Sebelum penangkapan, keduanya berkomunikasi menggunakan sandi 'sapi' dan 'kambing' untuk menyamarkan jumlah pemberian suap.
"Dalam komunikasi antara AKZ dan TMZ digunakan sandi 'sapi' yang merujuk pada nilai ratusan juta dan sandi 'kambing' yang merujuk pada nilai puluhan juta," kata Agus.
(Baca: Mabes Polri Hitung Kerugian Jemaah First Travel Capai Rp 848 Miliar)
KPK telah memantau pergerakan Akhmad sejak dirinya menemui Tarmizi di ruangannya pasca tiba di Jakarta dari penerbangan Surabaya-Jakarta pukul 08.00 WIB. Ketika itu, Akhmad menerima pengembalian cek senilai Rp 250 juta dari Tarmizi karena dia tak bisa mencairkannya.
Akhmad pun mencairkan cek senilai Rp 250 juta tersebut dan Rp 100 juta lainnya di BNI Cabang Ampera. Uang tersebut lantas dimasukkan Akhmad ke rekening BCA miliknya.

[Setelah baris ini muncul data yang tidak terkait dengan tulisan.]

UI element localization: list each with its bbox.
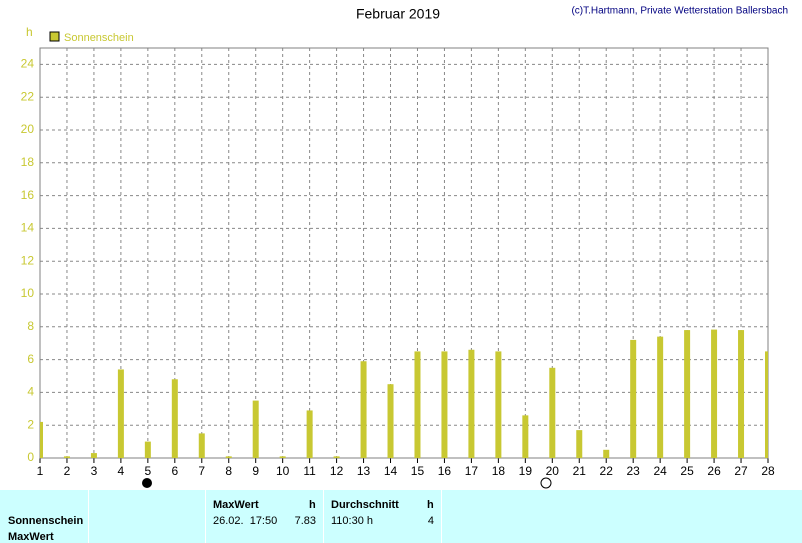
x-tick-label: 24 — [653, 464, 667, 478]
x-tick-label: 28 — [761, 464, 775, 478]
bar — [441, 351, 448, 458]
y-tick-label: 18 — [21, 155, 35, 169]
legend-swatch — [49, 31, 60, 42]
bar — [765, 351, 768, 458]
moon-full — [142, 478, 152, 488]
y-tick-label: 0 — [27, 450, 34, 464]
bar — [117, 369, 124, 458]
bar — [711, 329, 718, 458]
x-tick-label: 10 — [276, 464, 290, 478]
column-header: MaxWert — [213, 499, 259, 511]
cell: 26.02. 17:50 — [213, 515, 278, 527]
x-tick-label: 23 — [627, 464, 641, 478]
bar — [252, 400, 259, 458]
x-tick-label: 7 — [198, 464, 205, 478]
bar — [549, 367, 556, 458]
moon-new — [540, 477, 552, 489]
separator — [441, 490, 442, 543]
x-tick-label: 9 — [252, 464, 259, 478]
bar — [414, 351, 421, 458]
bar — [468, 349, 475, 458]
separator — [205, 490, 206, 543]
bar — [360, 361, 367, 458]
cell: 7.83 — [294, 515, 316, 527]
bar — [603, 449, 610, 458]
bar — [630, 339, 637, 458]
row-label: MaxWert — [8, 531, 54, 543]
x-tick-label: 14 — [384, 464, 398, 478]
plot-border — [39, 47, 769, 459]
x-tick-label: 5 — [145, 464, 152, 478]
column-unit: h — [309, 499, 316, 511]
x-tick-label: 12 — [330, 464, 344, 478]
x-tick-label: 22 — [600, 464, 614, 478]
bar — [522, 415, 529, 458]
bar — [495, 351, 502, 458]
y-tick-label: 10 — [21, 286, 35, 300]
row-label: Sonnenschein — [8, 515, 84, 527]
y-tick-label: 4 — [27, 385, 34, 399]
y-tick-label: 14 — [21, 221, 35, 235]
y-tick-label: 24 — [21, 57, 35, 71]
x-tick-label: 21 — [573, 464, 587, 478]
x-tick-label: 16 — [438, 464, 452, 478]
y-axis-label: h — [26, 25, 33, 39]
x-tick-label: 11 — [303, 464, 316, 478]
y-tick-label: 2 — [27, 417, 34, 431]
legend-label: Sonnenschein — [64, 32, 134, 44]
column-unit: h — [427, 499, 434, 511]
bar — [40, 421, 43, 458]
column-header: Durchschnitt — [331, 499, 399, 511]
x-tick-label: 26 — [707, 464, 721, 478]
x-tick-label: 27 — [734, 464, 748, 478]
x-tick-label: 18 — [492, 464, 506, 478]
y-tick-label: 12 — [21, 253, 35, 267]
bar — [333, 456, 340, 458]
x-tick-label: 2 — [64, 464, 71, 478]
bar — [738, 330, 745, 458]
bar — [171, 379, 178, 458]
x-tick-label: 3 — [91, 464, 98, 478]
x-tick-label: 4 — [118, 464, 125, 478]
bar — [144, 441, 151, 458]
bar — [225, 456, 232, 458]
credit: (c)T.Hartmann, Private Wetterstation Bal… — [571, 6, 788, 17]
bar — [576, 430, 583, 458]
cell: 4 — [427, 515, 434, 527]
bar — [90, 453, 97, 458]
chart-title: Februar 2019 — [356, 6, 440, 22]
chart: Februar 2019 (c)T.Hartmann, Private Wett… — [21, 6, 788, 489]
bar — [279, 456, 286, 458]
y-tick-label: 22 — [21, 89, 35, 103]
separator — [88, 490, 89, 543]
y-tick-label: 20 — [21, 122, 35, 136]
bar — [198, 433, 205, 458]
cell: 110:30 h — [331, 515, 374, 527]
bar — [684, 330, 691, 458]
summary-panel: Sonnenschein MaxWert MaxWert h 26.02. 17… — [0, 490, 802, 543]
x-tick-label: 1 — [37, 464, 44, 478]
x-tick-label: 20 — [546, 464, 560, 478]
bar — [306, 410, 313, 458]
y-tick-label: 16 — [21, 188, 35, 202]
x-tick-label: 19 — [519, 464, 533, 478]
y-tick-label: 6 — [27, 352, 34, 366]
x-tick-label: 25 — [680, 464, 694, 478]
separator — [323, 490, 324, 543]
x-tick-label: 17 — [465, 464, 479, 478]
bar — [387, 384, 394, 458]
x-tick-label: 13 — [357, 464, 371, 478]
bar — [63, 456, 70, 458]
x-tick-label: 15 — [411, 464, 425, 478]
bar — [657, 336, 664, 458]
x-tick-label: 8 — [225, 464, 232, 478]
x-tick-label: 6 — [171, 464, 178, 478]
y-tick-label: 8 — [27, 319, 34, 333]
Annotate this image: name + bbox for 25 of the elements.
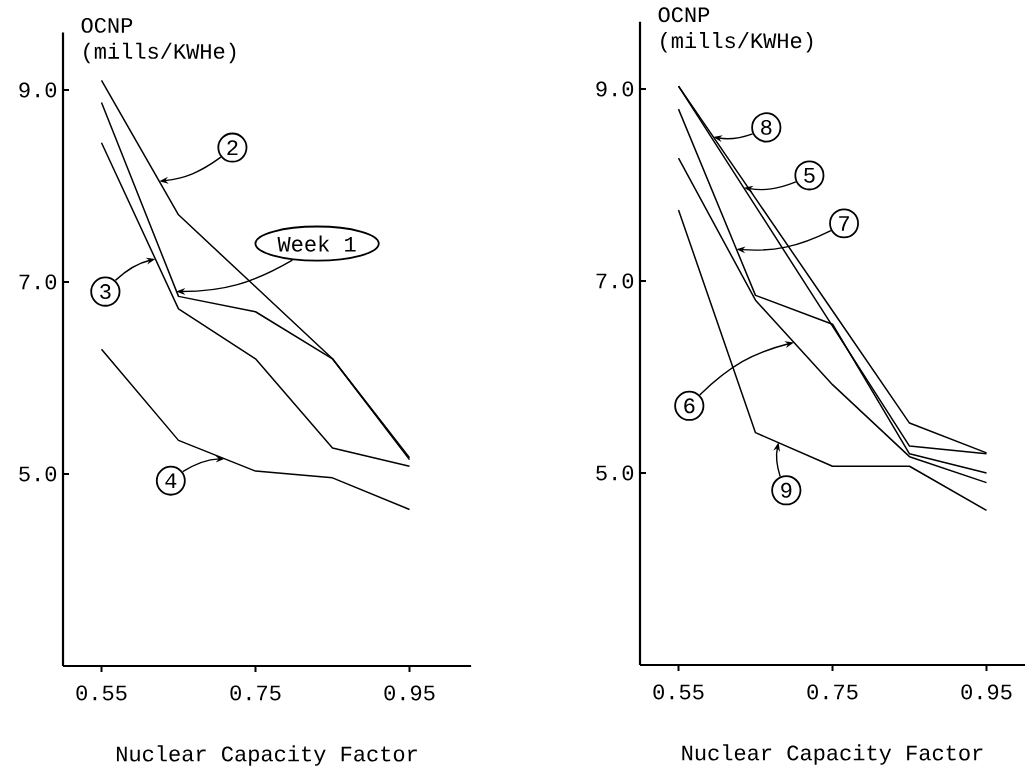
x-axis-title: Nuclear Capacity Factor: [116, 745, 417, 766]
annotation: 2: [227, 140, 238, 155]
x-tick-label: 0.55: [76, 685, 127, 701]
y-tick-label: 7.0: [19, 274, 57, 290]
y-axis-title: OCNP (mills/KWHe): [81, 17, 236, 64]
annotation: 5: [804, 168, 815, 183]
x-tick-label: 0.95: [961, 684, 1012, 700]
x-tick-label: 0.75: [807, 684, 858, 700]
annotation: 4: [165, 473, 177, 488]
y-tick-label: 5.0: [596, 465, 634, 481]
annotation: Week 1: [277, 235, 356, 252]
annotation: 6: [684, 398, 695, 414]
y-tick-label: 9.0: [19, 82, 57, 98]
y-tick-label: 7.0: [596, 273, 634, 289]
x-axis-title: Nuclear Capacity Factor: [682, 744, 983, 765]
y-tick-label: 5.0: [19, 466, 57, 482]
x-tick-label: 0.75: [230, 685, 281, 701]
annotation: 3: [100, 284, 111, 300]
x-tick-label: 0.55: [653, 684, 704, 700]
x-tick-label: 0.95: [384, 685, 435, 701]
y-axis-title: OCNP (mills/KWHe): [658, 7, 813, 53]
y-tick-label: 9.0: [596, 81, 634, 97]
annotation: 9: [781, 482, 792, 498]
annotation: 7: [839, 216, 849, 231]
annotation: 8: [761, 119, 772, 135]
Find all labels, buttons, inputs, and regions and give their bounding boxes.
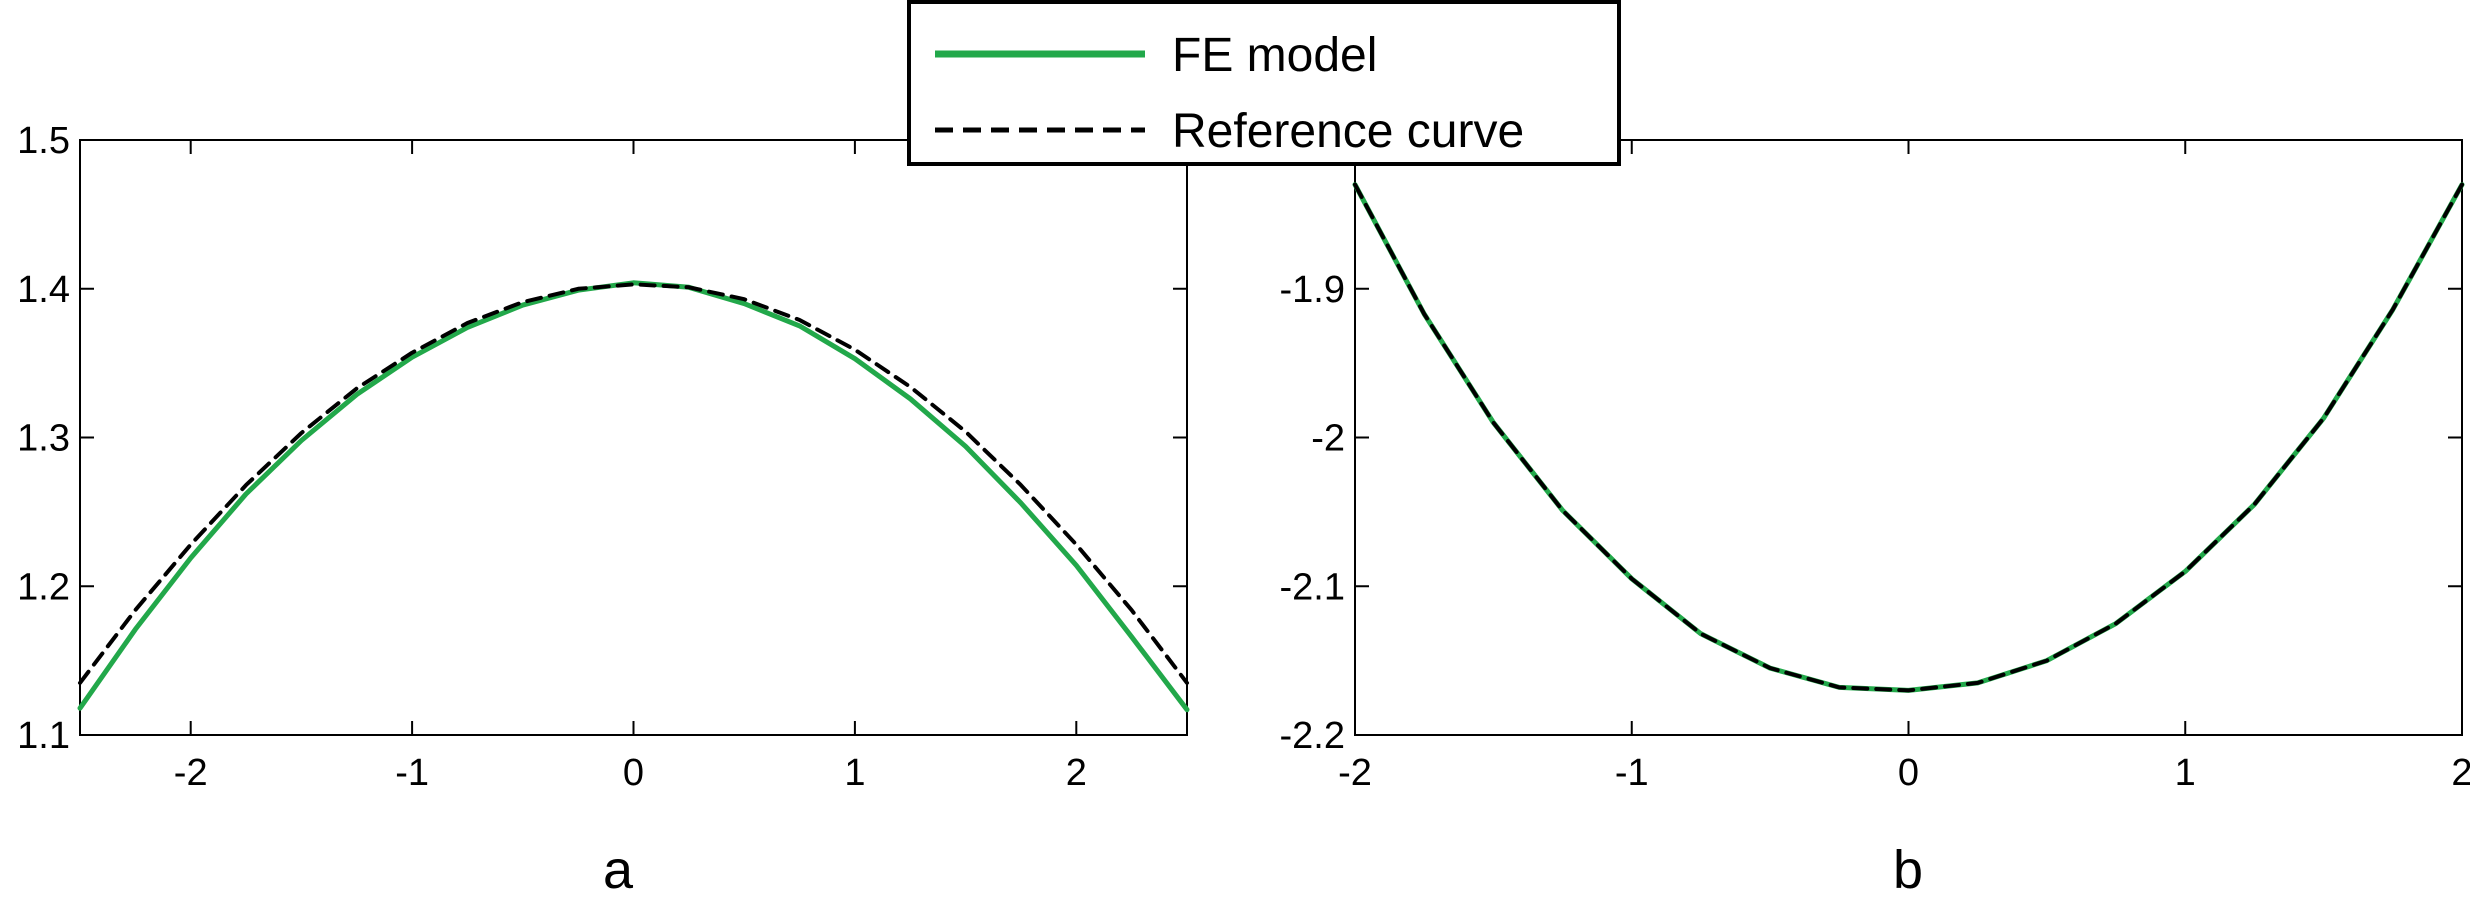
panel-a-x-tick-label: -1	[395, 752, 429, 794]
panel-b-series-fe-model	[1352, 182, 2465, 693]
panel-a-x-tick-label: 2	[1066, 752, 1087, 794]
panel-a-label: a	[603, 840, 634, 900]
panel-b-y-tick-label: -2.2	[1280, 715, 1345, 757]
panel-b-y-tick-label: -2.1	[1280, 566, 1345, 608]
panel-a-y-tick-label: 1.3	[17, 418, 70, 460]
panel-a-series-reference-curve	[78, 282, 1189, 685]
panel-b-y-tick-label: -2	[1311, 418, 1345, 460]
panel-b-y-tick-label: -1.9	[1280, 269, 1345, 311]
panel-a-chart: -2 -1 0 1 2 1.1 1.2 1.3 1.4 1.5 a	[17, 120, 1190, 900]
panel-a-y-tick-label: 1.1	[17, 715, 70, 757]
panel-a-x-tick-label: 1	[844, 752, 865, 794]
legend-label-fe-model: FE model	[1172, 29, 1377, 82]
panel-b-x-tick-label: 0	[1898, 752, 1919, 794]
panel-b-x-tick-label: -1	[1615, 752, 1649, 794]
panel-b-x-tick-label: -2	[1338, 752, 1372, 794]
panel-b-plot-frame	[1354, 139, 2463, 736]
panel-a-y-tick-label: 1.2	[17, 566, 70, 608]
legend: FE model Reference curve	[907, 0, 1621, 166]
panel-a-y-tick-label: 1.5	[17, 120, 70, 162]
panel-a-x-tick-label: -2	[174, 752, 208, 794]
panel-b-label: b	[1893, 840, 1923, 900]
panel-a-y-tick-label: 1.4	[17, 269, 70, 311]
panel-b-x-tick-label: 2	[2451, 752, 2470, 794]
panel-b-series-reference-curve	[1353, 182, 2464, 693]
panel-b-chart: -2 -1 0 1 2 -2.2 -2.1 -2 -1.9 b	[1280, 139, 2470, 900]
legend-label-reference-curve: Reference curve	[1172, 105, 1524, 158]
panel-b-x-tick-label: 1	[2175, 752, 2196, 794]
panel-a-plot-frame	[79, 139, 1188, 736]
legend-box	[907, 0, 1621, 166]
panel-a-series-fe-model	[77, 280, 1190, 713]
panel-a-x-tick-label: 0	[623, 752, 644, 794]
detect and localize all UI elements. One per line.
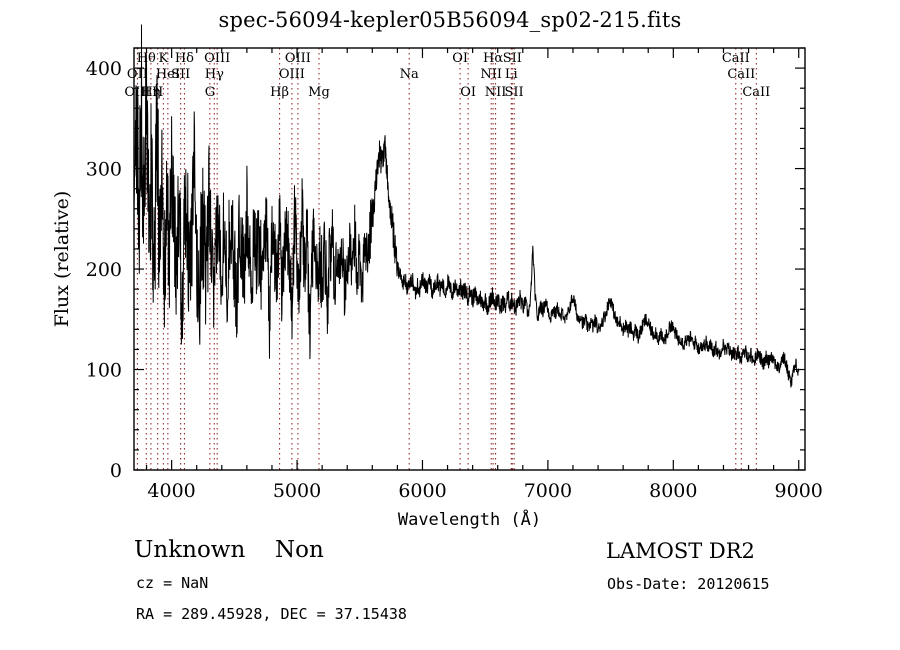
cz-value-label: cz = NaN xyxy=(136,574,209,592)
spectral-line-label: CaII xyxy=(742,85,770,100)
spectral-line-label: OII xyxy=(127,67,148,82)
spectral-line-label: OIII xyxy=(285,51,311,66)
spectral-line-label: Hδ xyxy=(175,51,194,66)
spectral-line-label: H xyxy=(152,85,163,100)
object-class-label: Unknown xyxy=(134,537,246,563)
x-tick-label: 8000 xyxy=(649,480,697,502)
spectral-line-label: G xyxy=(205,85,215,100)
spectral-line-label: Hθ xyxy=(137,51,156,66)
spectral-line-label: OIII xyxy=(204,51,230,66)
spectral-line-label: OI xyxy=(452,51,468,66)
y-tick-label: 400 xyxy=(86,58,122,80)
spectrum-trace xyxy=(133,24,800,388)
survey-release-label: LAMOST DR2 xyxy=(606,539,755,563)
spectral-line-label: OI xyxy=(460,85,476,100)
plot-frame xyxy=(133,47,806,471)
y-tick-label: 300 xyxy=(86,159,122,181)
spectral-line-label: NII xyxy=(480,67,502,82)
x-tick-label: 7000 xyxy=(524,480,572,502)
spectral-line-label: CaII xyxy=(727,67,755,82)
spectral-line-label: NII xyxy=(485,85,507,100)
page-title: spec-56094-kepler05B56094_sp02-215.fits xyxy=(218,8,682,32)
ra-dec-label: RA = 289.45928, DEC = 37.15438 xyxy=(136,605,407,623)
y-tick-label: 100 xyxy=(86,360,122,382)
axis-ticks xyxy=(134,47,805,471)
spectral-line-label: SII xyxy=(503,51,522,66)
y-tick-label: 0 xyxy=(110,460,122,482)
spectral-line-label: K xyxy=(158,51,168,66)
spectral-line-label: Hγ xyxy=(205,67,224,82)
spectral-line-label: Li xyxy=(505,67,518,82)
obs-date-label: Obs-Date: 20120615 xyxy=(607,575,770,593)
spectral-line-label: Hβ xyxy=(270,85,289,100)
spectral-line-label: HeI xyxy=(156,67,180,82)
spectral-line-label: SII xyxy=(171,67,190,82)
x-tick-label: 5000 xyxy=(273,480,321,502)
spectral-line-label: Na xyxy=(400,67,419,82)
spectral-line-label: SII xyxy=(505,85,524,100)
spectral-line-label: OIII xyxy=(124,85,150,100)
spectral-line-label: Hα xyxy=(483,51,503,66)
x-tick-label: 6000 xyxy=(398,480,446,502)
x-tick-label: 9000 xyxy=(775,480,823,502)
object-subclass-label: Non xyxy=(275,537,324,563)
spectral-line-label: Hη xyxy=(141,85,160,100)
x-axis-title: Wavelength (Å) xyxy=(398,508,541,530)
spectral-line-label: Mg xyxy=(308,85,330,100)
spectral-line-label: OIII xyxy=(279,67,305,82)
y-tick-label: 200 xyxy=(86,259,122,281)
y-axis-title: Flux (relative) xyxy=(51,191,73,328)
spectral-line-labels: OIIOIIIHθHηHKHeIHδSIIGHγOIIIHβOIIIOIIIMg… xyxy=(124,51,770,100)
spectral-line-label: CaII xyxy=(722,51,750,66)
x-tick-label: 4000 xyxy=(147,480,195,502)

"Kemudian AKZ (Akhmad) melakukan transaksi pemindahbukuan antar rekening BCA di Bank BCA Ampera dari rekening miliknya kepada rekening TJ (Teddy) sebesar Rp 300 juta," ucap Agus.
Akhmad diduga juga pernah memberikan uang suap kepada Tarmizi senilai Rp 25 juta pada 22 Juni 2017 dan Rp 100 juta pada 16 Agustus 2017 melalui rekening Teddy. Uang tersebut diduga sebagai tahap pertama dan kedua dari total uang suap yang disepakati.
Setelah dilakukan pemeriksaan selama 1x24 jam, KPK pun meningkatkan status Tarmizi dan Akhmad sebagai tersangka.